NGC 2936, also known as the Penguin Galaxy or the Porpoise Galaxy, is an interacting spiral galaxy located at a distance of 326 million light years, in the constellation Hydra. NGC 2936 is interacting with elliptical galaxy NGC 2937, located just beneath it. They were both discovered by Albert Marth on Mar 3, 1864. To some astronomers, the galaxy looks like a penguin or a porpoise. NGC 2936, NGC 2937, and PGC 1237172 are included in the Atlas of Peculiar Galaxies as Arp 142 in the category "Material emanating from elliptical galaxies".

On 20 June 2013, the Hubble Space Telescope examined and photographed NGC 2936.

NGC 2936 once had a flat, spiral disk. The orbits of the galaxy's stars have been perturbed due to gravitational tidal interactions with NGC 2937. Gas from the center of NGC 2936 became compressed during the encounter with NGC 2937, which is shown as blue knots close to NGC 2937. The red dust that was inside the center of the galaxy has been mostly thrown out due to the collision. During the collision, gas coming from NGC 2936 triggered star formation.
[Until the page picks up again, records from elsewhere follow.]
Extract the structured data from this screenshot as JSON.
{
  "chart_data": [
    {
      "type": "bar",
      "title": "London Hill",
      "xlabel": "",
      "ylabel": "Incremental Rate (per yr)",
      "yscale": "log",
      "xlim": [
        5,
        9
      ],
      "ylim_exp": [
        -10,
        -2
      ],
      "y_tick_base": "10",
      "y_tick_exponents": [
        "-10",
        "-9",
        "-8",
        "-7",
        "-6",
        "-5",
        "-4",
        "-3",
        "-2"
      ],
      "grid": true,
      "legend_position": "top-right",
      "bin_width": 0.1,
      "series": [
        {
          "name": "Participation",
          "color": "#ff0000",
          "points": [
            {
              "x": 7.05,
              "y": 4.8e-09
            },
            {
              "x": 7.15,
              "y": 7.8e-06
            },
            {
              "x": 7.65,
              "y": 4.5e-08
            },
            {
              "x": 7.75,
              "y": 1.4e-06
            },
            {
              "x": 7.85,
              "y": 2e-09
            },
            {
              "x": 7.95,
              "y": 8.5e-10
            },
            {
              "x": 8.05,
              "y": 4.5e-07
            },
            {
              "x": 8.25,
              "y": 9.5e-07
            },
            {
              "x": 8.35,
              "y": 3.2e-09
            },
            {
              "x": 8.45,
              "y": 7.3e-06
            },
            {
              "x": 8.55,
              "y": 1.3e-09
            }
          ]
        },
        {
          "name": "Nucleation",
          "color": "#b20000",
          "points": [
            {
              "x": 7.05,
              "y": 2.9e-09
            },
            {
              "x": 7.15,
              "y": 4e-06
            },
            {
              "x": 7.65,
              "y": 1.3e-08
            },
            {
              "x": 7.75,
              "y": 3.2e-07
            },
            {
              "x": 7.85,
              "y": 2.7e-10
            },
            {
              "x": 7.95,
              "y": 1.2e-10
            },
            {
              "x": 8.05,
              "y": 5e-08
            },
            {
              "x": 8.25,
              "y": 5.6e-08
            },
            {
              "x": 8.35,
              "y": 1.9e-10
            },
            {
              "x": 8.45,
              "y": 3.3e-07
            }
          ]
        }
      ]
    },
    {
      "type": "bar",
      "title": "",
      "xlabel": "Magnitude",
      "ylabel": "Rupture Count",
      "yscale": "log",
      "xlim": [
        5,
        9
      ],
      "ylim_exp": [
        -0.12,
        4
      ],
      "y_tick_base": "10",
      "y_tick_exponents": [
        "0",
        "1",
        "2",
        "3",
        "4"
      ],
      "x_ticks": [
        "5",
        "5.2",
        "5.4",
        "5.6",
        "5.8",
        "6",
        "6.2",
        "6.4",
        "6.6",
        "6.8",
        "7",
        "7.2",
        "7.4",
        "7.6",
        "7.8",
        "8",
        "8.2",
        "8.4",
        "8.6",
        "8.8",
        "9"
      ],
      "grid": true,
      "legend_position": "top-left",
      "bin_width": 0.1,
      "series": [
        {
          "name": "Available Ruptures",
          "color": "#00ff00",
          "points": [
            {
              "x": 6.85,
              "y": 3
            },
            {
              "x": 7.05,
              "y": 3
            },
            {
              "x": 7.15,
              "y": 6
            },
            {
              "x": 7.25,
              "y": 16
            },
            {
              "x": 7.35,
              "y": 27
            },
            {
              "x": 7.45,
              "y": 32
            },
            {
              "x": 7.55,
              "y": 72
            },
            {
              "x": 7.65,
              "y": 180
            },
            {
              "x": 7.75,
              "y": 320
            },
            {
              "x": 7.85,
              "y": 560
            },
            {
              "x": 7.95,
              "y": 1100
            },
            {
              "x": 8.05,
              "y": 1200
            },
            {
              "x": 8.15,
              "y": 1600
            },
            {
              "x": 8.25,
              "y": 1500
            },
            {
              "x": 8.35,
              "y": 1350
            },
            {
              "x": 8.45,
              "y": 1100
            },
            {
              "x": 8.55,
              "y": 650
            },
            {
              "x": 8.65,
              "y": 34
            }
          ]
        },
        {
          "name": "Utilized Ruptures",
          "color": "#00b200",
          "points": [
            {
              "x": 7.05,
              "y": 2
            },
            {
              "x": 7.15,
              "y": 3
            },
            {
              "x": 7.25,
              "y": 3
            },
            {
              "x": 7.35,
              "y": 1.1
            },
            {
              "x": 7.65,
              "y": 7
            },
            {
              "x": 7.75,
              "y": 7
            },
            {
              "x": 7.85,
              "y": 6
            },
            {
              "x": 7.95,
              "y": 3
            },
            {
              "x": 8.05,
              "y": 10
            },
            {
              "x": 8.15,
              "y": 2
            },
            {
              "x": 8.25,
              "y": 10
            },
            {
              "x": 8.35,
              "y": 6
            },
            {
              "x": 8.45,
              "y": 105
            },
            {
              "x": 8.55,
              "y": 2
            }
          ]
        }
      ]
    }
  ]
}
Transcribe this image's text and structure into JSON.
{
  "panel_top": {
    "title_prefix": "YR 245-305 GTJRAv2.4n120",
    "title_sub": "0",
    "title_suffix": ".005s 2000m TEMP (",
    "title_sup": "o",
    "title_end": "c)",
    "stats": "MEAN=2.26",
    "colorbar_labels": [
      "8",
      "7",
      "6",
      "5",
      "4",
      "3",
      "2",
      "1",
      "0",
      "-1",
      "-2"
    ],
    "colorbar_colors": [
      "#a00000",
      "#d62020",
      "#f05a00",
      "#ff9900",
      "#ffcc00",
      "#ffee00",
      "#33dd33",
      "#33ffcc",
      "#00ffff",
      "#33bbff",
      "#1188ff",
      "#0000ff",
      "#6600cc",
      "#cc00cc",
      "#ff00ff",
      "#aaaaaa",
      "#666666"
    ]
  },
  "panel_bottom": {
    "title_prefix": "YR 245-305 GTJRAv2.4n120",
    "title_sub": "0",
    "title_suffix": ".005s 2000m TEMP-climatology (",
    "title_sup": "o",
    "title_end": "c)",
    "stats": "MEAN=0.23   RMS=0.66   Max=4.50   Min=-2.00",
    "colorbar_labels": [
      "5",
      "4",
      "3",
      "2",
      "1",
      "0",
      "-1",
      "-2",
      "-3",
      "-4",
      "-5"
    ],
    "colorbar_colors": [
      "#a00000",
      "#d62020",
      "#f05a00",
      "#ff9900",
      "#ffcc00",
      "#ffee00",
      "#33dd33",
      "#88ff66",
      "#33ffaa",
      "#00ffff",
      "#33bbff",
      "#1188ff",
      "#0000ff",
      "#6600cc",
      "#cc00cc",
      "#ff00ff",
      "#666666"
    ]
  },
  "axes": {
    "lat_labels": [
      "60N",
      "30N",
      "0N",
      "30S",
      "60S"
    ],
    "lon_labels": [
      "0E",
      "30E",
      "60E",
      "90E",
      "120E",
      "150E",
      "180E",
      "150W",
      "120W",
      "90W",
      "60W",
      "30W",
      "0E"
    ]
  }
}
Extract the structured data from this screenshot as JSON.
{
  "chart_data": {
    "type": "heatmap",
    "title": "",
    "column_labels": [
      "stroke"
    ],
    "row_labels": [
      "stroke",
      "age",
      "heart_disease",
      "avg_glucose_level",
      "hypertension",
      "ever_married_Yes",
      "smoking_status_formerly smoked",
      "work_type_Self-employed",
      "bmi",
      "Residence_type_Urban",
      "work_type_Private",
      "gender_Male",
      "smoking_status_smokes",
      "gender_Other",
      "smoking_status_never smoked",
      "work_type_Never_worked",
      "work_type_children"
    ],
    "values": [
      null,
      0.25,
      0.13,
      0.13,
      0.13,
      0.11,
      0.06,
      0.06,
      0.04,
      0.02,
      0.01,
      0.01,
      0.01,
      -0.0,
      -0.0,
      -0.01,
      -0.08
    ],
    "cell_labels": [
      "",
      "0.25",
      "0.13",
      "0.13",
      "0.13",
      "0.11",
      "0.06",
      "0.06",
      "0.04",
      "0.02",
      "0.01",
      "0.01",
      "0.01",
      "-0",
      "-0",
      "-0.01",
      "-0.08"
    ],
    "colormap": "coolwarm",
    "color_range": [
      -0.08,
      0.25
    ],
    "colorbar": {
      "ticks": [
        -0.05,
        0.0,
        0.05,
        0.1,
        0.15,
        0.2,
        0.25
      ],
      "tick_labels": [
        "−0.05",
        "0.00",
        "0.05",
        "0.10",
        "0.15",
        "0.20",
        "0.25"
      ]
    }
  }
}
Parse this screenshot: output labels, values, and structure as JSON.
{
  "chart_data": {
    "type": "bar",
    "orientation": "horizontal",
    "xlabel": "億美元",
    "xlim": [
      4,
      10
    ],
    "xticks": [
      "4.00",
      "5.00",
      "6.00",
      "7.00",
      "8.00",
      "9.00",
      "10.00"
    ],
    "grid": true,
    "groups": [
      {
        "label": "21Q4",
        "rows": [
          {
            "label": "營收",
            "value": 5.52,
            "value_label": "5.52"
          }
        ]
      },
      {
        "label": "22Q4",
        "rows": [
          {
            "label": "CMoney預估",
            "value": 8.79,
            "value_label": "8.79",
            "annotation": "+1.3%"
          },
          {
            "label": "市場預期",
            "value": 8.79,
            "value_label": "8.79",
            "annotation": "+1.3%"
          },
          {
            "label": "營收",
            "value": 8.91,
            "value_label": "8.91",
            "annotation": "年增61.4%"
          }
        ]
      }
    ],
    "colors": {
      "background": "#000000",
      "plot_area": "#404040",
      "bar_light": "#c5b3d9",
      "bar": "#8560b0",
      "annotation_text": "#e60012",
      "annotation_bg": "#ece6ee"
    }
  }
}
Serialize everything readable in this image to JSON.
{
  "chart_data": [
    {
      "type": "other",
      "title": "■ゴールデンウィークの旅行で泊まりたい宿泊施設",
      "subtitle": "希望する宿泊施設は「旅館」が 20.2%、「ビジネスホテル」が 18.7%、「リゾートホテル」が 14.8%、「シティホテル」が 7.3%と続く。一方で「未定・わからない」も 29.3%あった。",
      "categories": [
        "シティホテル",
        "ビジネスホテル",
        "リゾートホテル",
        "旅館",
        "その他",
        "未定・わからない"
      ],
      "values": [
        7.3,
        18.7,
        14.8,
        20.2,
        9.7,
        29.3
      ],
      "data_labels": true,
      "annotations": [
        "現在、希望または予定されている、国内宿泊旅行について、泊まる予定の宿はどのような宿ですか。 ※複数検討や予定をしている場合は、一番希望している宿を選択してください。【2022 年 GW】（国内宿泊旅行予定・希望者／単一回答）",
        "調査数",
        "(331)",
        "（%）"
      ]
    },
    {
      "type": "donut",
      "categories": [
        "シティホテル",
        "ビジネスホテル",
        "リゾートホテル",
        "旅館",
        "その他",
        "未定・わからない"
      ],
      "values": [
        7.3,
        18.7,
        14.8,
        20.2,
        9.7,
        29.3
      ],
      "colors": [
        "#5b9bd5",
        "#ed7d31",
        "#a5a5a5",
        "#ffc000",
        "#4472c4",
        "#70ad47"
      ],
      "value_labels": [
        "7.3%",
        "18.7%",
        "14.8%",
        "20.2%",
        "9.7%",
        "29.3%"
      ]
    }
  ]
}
PGC 1237172, an unrelated bluish irregular galaxy or edge-on spiral galaxy, is located just off to the side of NGC 2936. It is located 230 million light years away, making it closer to the Earth than the NGC 2936 collision, and it happens to be located next to two unrelated stars from the Milky Way.

The brightest star in this galaxy is USNOA2 0900-06460021.